Le Tribunal administratif de Caen, statuant en référé sur le fondement de l’article L. 521-3 du code de justice administrative, a rejeté la requête de Mme B... et de M. E... qui demandait la délivrance d’un récépissé de demande de renouvellement de titre de séjour. La requête a été jugée manifestement irrecevable car, malgré une demande de régularisation, elle n’avait pas été signée par son auteur, en méconnaissance des articles R. 222-1 et R. 431-4 du même code.
Texte intégral
Vu la procédure suivante :
Par une requête, enregistrée le 19 novembre 2025, Mme A... B... demande au juge des référés, statuant sur le fondement de l’article L. 521-3 du code de justice administrative, d’enjoindre au préfet de la Manche de délivrer à M. E..., pour le compte duquel elle dit agir, un récépissé de sa demande de renouvellement de titre de séjour ou, à défaut, une attestation de prolongation de ses droits.

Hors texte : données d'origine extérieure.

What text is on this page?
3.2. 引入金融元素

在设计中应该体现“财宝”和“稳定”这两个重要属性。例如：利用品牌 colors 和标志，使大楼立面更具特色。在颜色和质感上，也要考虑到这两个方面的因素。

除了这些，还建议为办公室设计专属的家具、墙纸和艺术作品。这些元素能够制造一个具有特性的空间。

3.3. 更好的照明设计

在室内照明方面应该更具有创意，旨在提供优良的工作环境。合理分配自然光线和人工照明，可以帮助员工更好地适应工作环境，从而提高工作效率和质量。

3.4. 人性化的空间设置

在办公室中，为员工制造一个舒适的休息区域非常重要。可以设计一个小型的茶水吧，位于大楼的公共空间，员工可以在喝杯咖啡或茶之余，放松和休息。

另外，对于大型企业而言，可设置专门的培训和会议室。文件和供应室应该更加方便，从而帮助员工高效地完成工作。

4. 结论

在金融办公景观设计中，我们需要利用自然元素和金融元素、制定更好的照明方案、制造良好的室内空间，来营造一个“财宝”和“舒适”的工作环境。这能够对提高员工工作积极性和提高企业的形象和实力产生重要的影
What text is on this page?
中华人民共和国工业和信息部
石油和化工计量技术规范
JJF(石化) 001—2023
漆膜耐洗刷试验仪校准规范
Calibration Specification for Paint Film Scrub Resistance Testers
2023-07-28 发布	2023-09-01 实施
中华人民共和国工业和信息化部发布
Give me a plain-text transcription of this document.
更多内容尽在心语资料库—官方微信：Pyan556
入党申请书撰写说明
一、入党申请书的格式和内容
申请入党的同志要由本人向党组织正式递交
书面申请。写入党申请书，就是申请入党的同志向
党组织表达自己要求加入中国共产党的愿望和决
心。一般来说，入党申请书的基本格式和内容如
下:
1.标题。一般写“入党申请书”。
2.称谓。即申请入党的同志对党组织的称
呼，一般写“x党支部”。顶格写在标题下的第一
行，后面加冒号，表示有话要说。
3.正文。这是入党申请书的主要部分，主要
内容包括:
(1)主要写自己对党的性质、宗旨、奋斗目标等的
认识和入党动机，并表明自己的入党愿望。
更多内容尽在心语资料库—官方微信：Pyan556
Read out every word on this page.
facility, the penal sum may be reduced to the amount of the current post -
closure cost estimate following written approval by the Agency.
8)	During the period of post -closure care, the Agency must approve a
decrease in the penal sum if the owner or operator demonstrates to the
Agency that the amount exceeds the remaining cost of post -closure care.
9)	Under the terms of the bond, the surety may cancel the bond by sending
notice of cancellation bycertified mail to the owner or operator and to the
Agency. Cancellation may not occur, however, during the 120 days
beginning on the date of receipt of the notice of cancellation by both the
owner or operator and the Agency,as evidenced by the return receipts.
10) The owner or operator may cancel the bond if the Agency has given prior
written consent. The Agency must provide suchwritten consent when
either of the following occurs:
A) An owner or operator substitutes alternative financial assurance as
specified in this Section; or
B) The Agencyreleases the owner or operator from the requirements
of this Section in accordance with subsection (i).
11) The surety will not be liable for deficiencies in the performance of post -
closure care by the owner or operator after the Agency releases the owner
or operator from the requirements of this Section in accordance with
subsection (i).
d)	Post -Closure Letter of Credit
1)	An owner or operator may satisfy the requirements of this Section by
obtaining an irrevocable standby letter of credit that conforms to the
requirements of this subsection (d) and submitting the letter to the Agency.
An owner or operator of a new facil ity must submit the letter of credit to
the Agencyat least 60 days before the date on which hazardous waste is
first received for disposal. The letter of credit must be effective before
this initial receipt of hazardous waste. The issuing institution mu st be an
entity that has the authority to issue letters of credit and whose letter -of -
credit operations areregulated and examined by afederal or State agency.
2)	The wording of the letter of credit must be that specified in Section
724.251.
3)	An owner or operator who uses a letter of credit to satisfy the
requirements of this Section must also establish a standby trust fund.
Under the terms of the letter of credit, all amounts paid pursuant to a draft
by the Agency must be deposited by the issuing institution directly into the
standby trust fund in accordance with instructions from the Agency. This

La présidente du tribunal a désigné Mme Audrey Macaud, vice-présidente, pour statuer sur les demandes de référé.
Vu les autres pièces du dossier.
Vu le code de justice administrative.
Considérant ce qui suit :
1. Aux termes de l’article L. 521-3 du code de justice administrative : « En cas d'urgence et sur simple requête qui sera recevable même en l'absence de décision administrative préalable, le juge des référés peut ordonner toutes autres mesures utiles sans faire obstacle à l'exécution d'aucune décision administrative ».
2. Aux termes de l'article R. 222-1 du même code : « (…) les présidents de formation de jugement des tribunaux (…) peuvent, par ordonnance : 4° Rejeter les requêtes manifestement irrecevables, lorsque la juridiction n'est pas tenue d'inviter leur auteur à les régulariser ou qu'elles n'ont pas été régularisées à l'expiration du délai imparti par une demande en ce sens (…) » et aux termes de l’article R. 431-4 du même code : « La requête et les mémoires doivent être signés par leur auteur ».
3. En dépit de la demande de régularisation adressée le 20 novembre 2025 par lettre recommandée avec accusé de réception, les requérants n’ont pas, à l’expiration du délai qui leur était imparti, retourné leur requête signée. Par suite, cette requête, qui n’a pas été régularisée, est entachée d’une irrecevabilité manifeste et doit, dès lors, être rejetée.
O R D O N N E :
Article 1er : La requête de M. C... et de Mme B... est rejetée.
Article 2 : La présente ordonnance sera notifiée à M. E..., à Mme A... B... et au ministre de l’intérieur.
Copie en sera transmise pour information au préfet
de la Manche.
Fait à Caen, le 26 décembre 2025.
La juge des référés,
Signé
A. MACAUD
La République mande et ordonne au ministre de l’intérieur en ce qui le concerne, et à tous commissaires de justice à ce requis en ce qui concerne les voies de droit commun contre les parties privées, de pourvoir à l’exécution de la présente décision.